Girip bira içtiklerini...

İçip içip öpüştüklerini iddia etti.

İmam, “Ben Allah’ın adamıyım. İçki görmedim. Yalan söyleyemem” dedi. Bu haysiyetli vatandaşı bir camiden diğerine sürdüler.

Dolmabahçe’de bozulan tuzağı Kabataş’ta kurdular.

Sözde belden yukarısı çıplak, deri eldivenli 70-100 kişi başörtülü kadını yere yatırıp dövmüş, üzerine işemiş ve kadehlerini tokuşturarak zevklenmişlerdi.

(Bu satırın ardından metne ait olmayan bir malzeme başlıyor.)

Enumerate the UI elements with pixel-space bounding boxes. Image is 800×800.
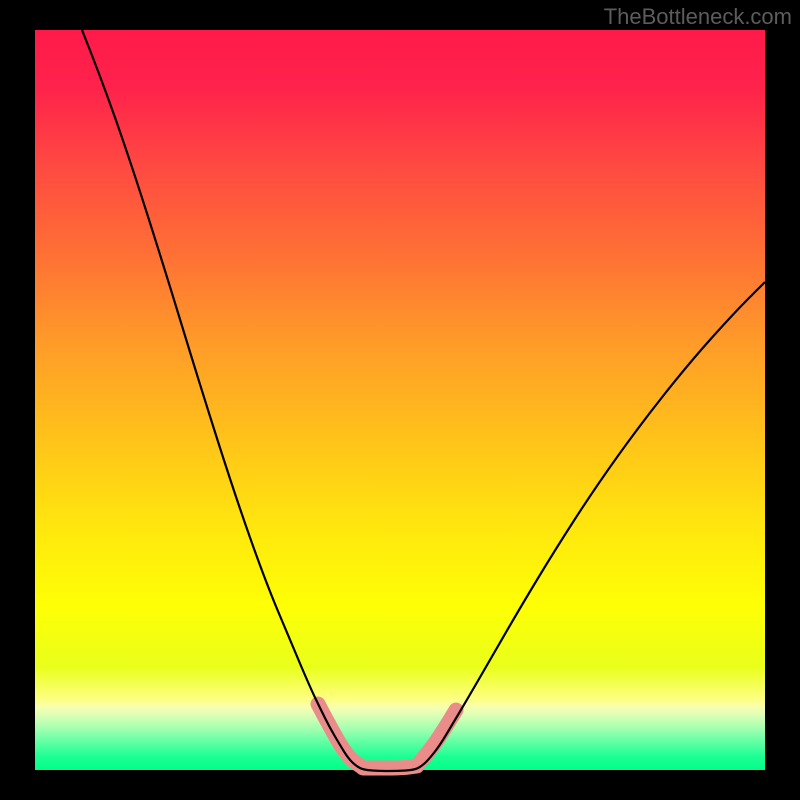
plot-background bbox=[35, 30, 765, 770]
attribution-label: TheBottleneck.com bbox=[604, 4, 792, 30]
chart-container: TheBottleneck.com bbox=[0, 0, 800, 800]
marker-stroke bbox=[363, 766, 417, 768]
chart-svg bbox=[0, 0, 800, 800]
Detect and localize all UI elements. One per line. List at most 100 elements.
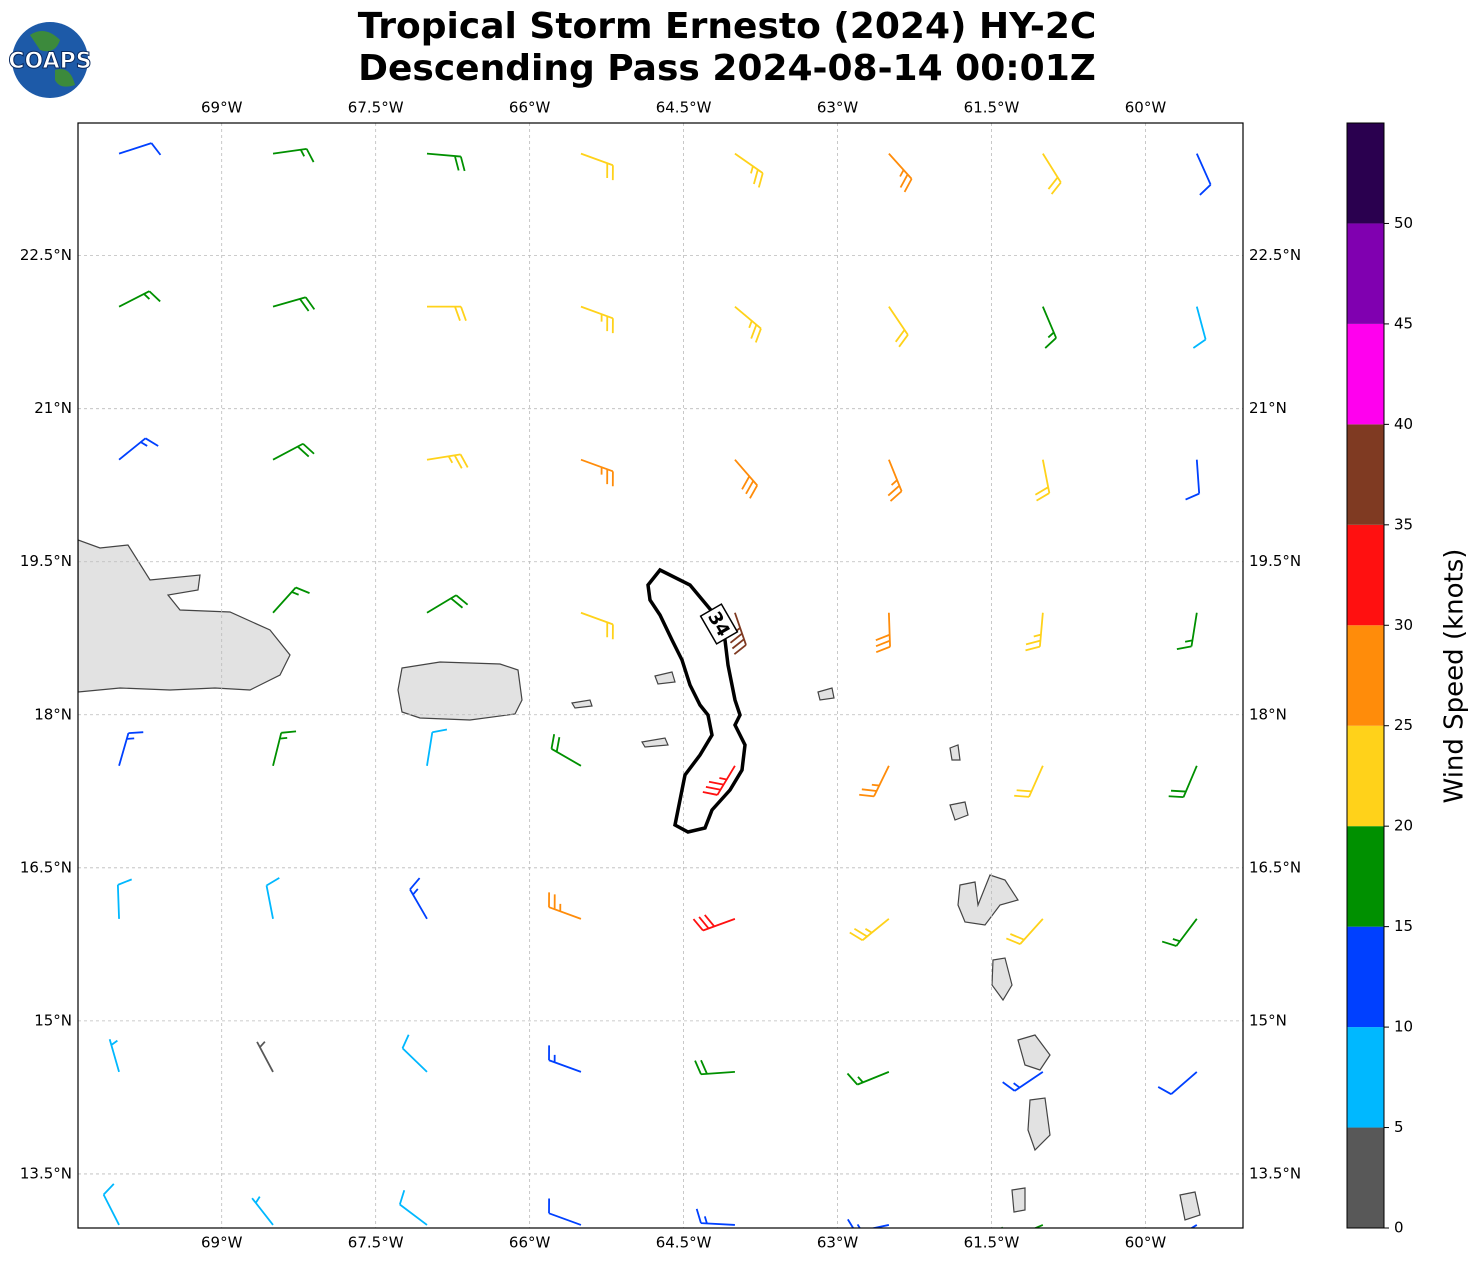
wind-barb xyxy=(118,437,159,461)
y-tick-label: 19.5°N xyxy=(20,552,72,570)
wind-barb xyxy=(692,914,736,932)
land xyxy=(78,539,1201,1221)
y-tick-label: 19.5°N xyxy=(1249,552,1301,570)
colorbar-tick-label: 5 xyxy=(1394,1118,1404,1136)
wind-barb xyxy=(1185,459,1201,501)
wind-barb xyxy=(108,1038,120,1073)
colorbar-segment xyxy=(1347,123,1384,224)
wind-barb xyxy=(426,152,466,172)
wind-barb xyxy=(1192,306,1207,349)
x-tick-label: 60°W xyxy=(1125,99,1167,117)
colorbar-tick-label: 20 xyxy=(1394,817,1413,835)
x-tick-label: 63°W xyxy=(817,99,859,117)
wind-barb xyxy=(118,731,144,767)
x-tick-label: 64.5°W xyxy=(656,99,712,117)
wind-barb xyxy=(1168,765,1198,798)
colorbar-segment xyxy=(1347,625,1384,726)
y-tick-label: 16.5°N xyxy=(1249,858,1301,876)
wind-barb xyxy=(846,1071,890,1086)
colorbar-segment xyxy=(1347,1127,1384,1228)
wind-barb xyxy=(734,459,759,499)
wind-barb xyxy=(1176,612,1198,650)
colorbar-label: Wind Speed (knots) xyxy=(1440,549,1470,804)
x-tick-label: 69°W xyxy=(201,99,243,117)
colorbar-segment xyxy=(1347,926,1384,1028)
wind-barb xyxy=(875,612,891,654)
wind-barb xyxy=(550,734,582,767)
wind-barb xyxy=(256,1041,274,1073)
x-tick-label: 60°W xyxy=(1125,1234,1167,1252)
wind-barb xyxy=(426,305,467,321)
wind-barb xyxy=(401,1034,428,1073)
wind-barb xyxy=(118,142,162,156)
x-tick-label: 64.5°W xyxy=(656,1234,712,1252)
colorbar-tick-label: 40 xyxy=(1394,415,1413,433)
wind-barb xyxy=(580,152,614,181)
title-line: Descending Pass 2024-08-14 00:01Z xyxy=(358,48,1096,89)
colorbar-segment xyxy=(1347,223,1384,324)
wind-barb xyxy=(887,459,903,502)
y-tick-label: 15°N xyxy=(1249,1011,1287,1029)
wind-barb xyxy=(1006,918,1044,945)
wind-barb xyxy=(888,153,913,193)
wind-barb xyxy=(118,290,161,308)
colorbar-tick-label: 15 xyxy=(1394,917,1413,935)
colorbar-segment xyxy=(1347,424,1384,525)
x-tick-label: 66°W xyxy=(509,99,551,117)
wind-barb xyxy=(888,306,909,348)
wind-barb xyxy=(272,586,310,614)
colorbar-tick-label: 0 xyxy=(1394,1219,1404,1237)
wind-barb xyxy=(734,305,762,343)
wind-barb xyxy=(734,152,764,188)
colorbar-tick-label: 25 xyxy=(1394,716,1413,734)
wind-barb xyxy=(1002,1071,1044,1092)
grid xyxy=(78,123,1243,1228)
wind-barb xyxy=(548,892,582,920)
colorbar-tick-label: 30 xyxy=(1394,616,1413,634)
wind-barb xyxy=(1042,306,1057,349)
wind-barb xyxy=(859,765,890,798)
wind-barb xyxy=(265,877,280,920)
x-tick-label: 66°W xyxy=(509,1234,551,1252)
x-tick-label: 67.5°W xyxy=(348,1234,404,1252)
x-tick-label: 63°W xyxy=(817,1234,859,1252)
y-tick-label: 21°N xyxy=(34,399,72,417)
contour: 34 xyxy=(646,567,747,834)
wind-barbs xyxy=(102,142,1212,1228)
wind-barb xyxy=(398,1190,428,1226)
wind-barb xyxy=(702,765,736,796)
wind-barb xyxy=(426,728,448,766)
logo: COAPS xyxy=(8,22,92,98)
colorbar-segment xyxy=(1347,725,1384,827)
colorbar: 0 5 10 15 20 25 30 35 40 45 50 xyxy=(1346,122,1413,1237)
wind-barb xyxy=(695,1208,735,1226)
wind-barb xyxy=(1034,459,1051,502)
title-line: Tropical Storm Ernesto (2024) HY-2C xyxy=(358,6,1097,47)
y-tick-label: 18°N xyxy=(34,705,72,723)
wind-barb xyxy=(1157,1071,1198,1095)
colorbar-segment xyxy=(1347,1027,1384,1128)
wind-barb xyxy=(1000,1224,1044,1228)
colorbar-tick-label: 35 xyxy=(1394,515,1413,533)
colorbar-tick-label: 10 xyxy=(1394,1018,1413,1036)
wind-barb xyxy=(580,305,614,334)
wind-barb xyxy=(272,296,316,312)
map-frame xyxy=(77,122,1244,1229)
colorbar-segment xyxy=(1347,826,1384,927)
wind-barb xyxy=(102,1183,120,1226)
wind-barb xyxy=(849,918,890,942)
wind-barb xyxy=(426,453,469,469)
colorbar-segment xyxy=(1347,323,1384,425)
wind-barb xyxy=(1195,153,1212,196)
y-tick-label: 13.5°N xyxy=(1249,1164,1301,1182)
y-tick-label: 18°N xyxy=(1249,705,1287,723)
wind-barb xyxy=(1025,612,1044,652)
x-tick-label: 61.5°W xyxy=(964,99,1020,117)
contour-label-box xyxy=(699,603,739,645)
wind-barb xyxy=(580,458,614,487)
colorbar-tick-label: 45 xyxy=(1394,314,1413,332)
y-tick-label: 22.5°N xyxy=(1249,246,1301,264)
wind-barb xyxy=(729,612,747,655)
y-tick-label: 13.5°N xyxy=(20,1164,72,1182)
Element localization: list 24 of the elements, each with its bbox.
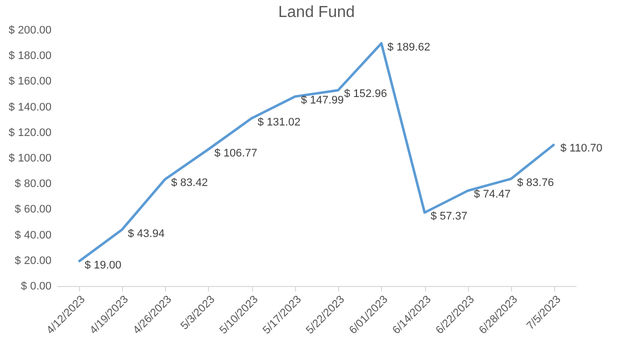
data-label: $ 19.00: [84, 260, 122, 272]
y-tick-label: $ 180.00: [8, 50, 52, 62]
data-label: $ 189.62: [387, 41, 430, 54]
y-tick-label: $ 80.00: [14, 178, 52, 190]
data-label: $ 147.99: [300, 94, 344, 107]
data-label: $ 74.47: [474, 188, 511, 201]
data-label: $ 110.70: [560, 142, 602, 154]
y-tick-label: $ 20.00: [14, 254, 52, 267]
data-label: $ 83.76: [517, 176, 554, 189]
data-label: $ 131.02: [258, 116, 300, 128]
data-label: $ 106.77: [214, 147, 258, 160]
y-tick-label: $ 40.00: [14, 229, 52, 242]
y-tick-label: $ 0.00: [20, 280, 52, 292]
data-label: $ 43.94: [128, 228, 165, 240]
y-tick-label: $ 160.00: [8, 76, 52, 88]
y-tick-label: $ 140.00: [8, 101, 52, 114]
data-label: $ 57.37: [430, 210, 468, 223]
chart-title: Land Fund: [278, 4, 355, 21]
y-tick-label: $ 120.00: [8, 126, 52, 139]
y-tick-label: $ 200.00: [8, 24, 52, 36]
data-label: $ 152.96: [344, 88, 387, 100]
y-tick-label: $ 100.00: [8, 152, 52, 164]
y-tick-label: $ 60.00: [14, 204, 52, 216]
data-label: $ 83.42: [171, 177, 208, 190]
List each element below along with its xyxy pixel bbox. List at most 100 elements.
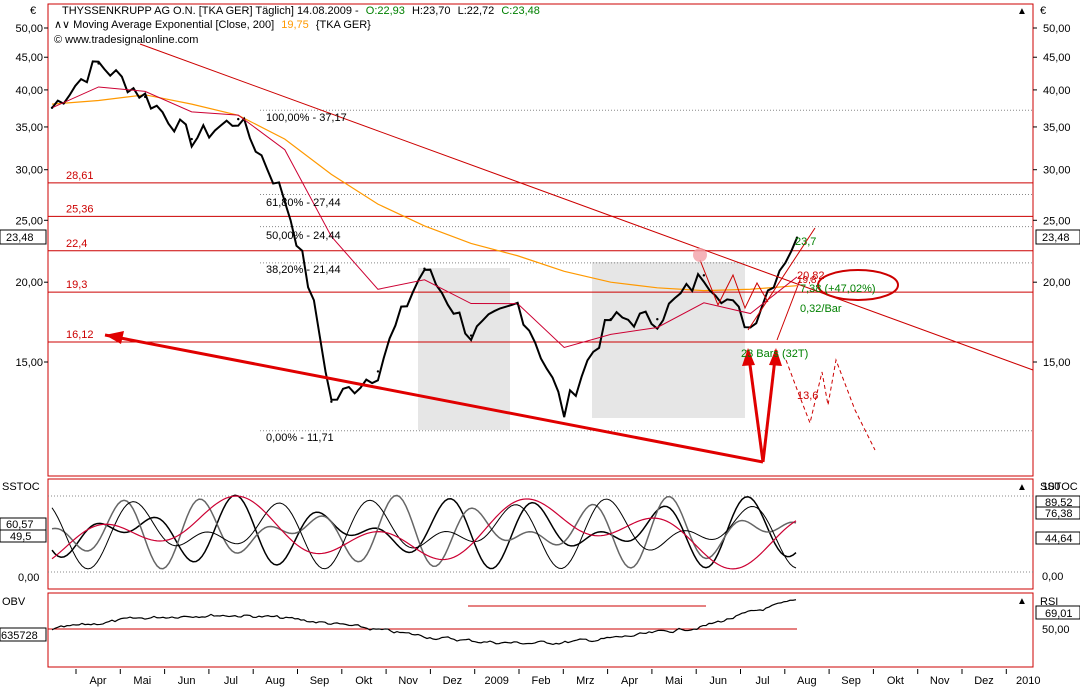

AK Parti’ye göre, iktidarına itiraz edenler din düşmanı, sokakta hakkını arayanlar terörist, özgürlük için çabalayanlar ise sapkın...

Bunun son örneği, Boğaziçi Üniversitesi’nde yaşananlar oldu.

14 HOCA YARDIMCILIĞI REDDETTİ

Her şey, Prof. Dr. Melih Bulu, sınavla giremediği Boğaziçi’ne AK Parti üyelik kartı sayesinde atanmasıyla başladı. Boğaziçi’nde 12 Eylül’den sonra ikinci kez üniversiteden yetişmemiş biri rektörlüğe getirildi.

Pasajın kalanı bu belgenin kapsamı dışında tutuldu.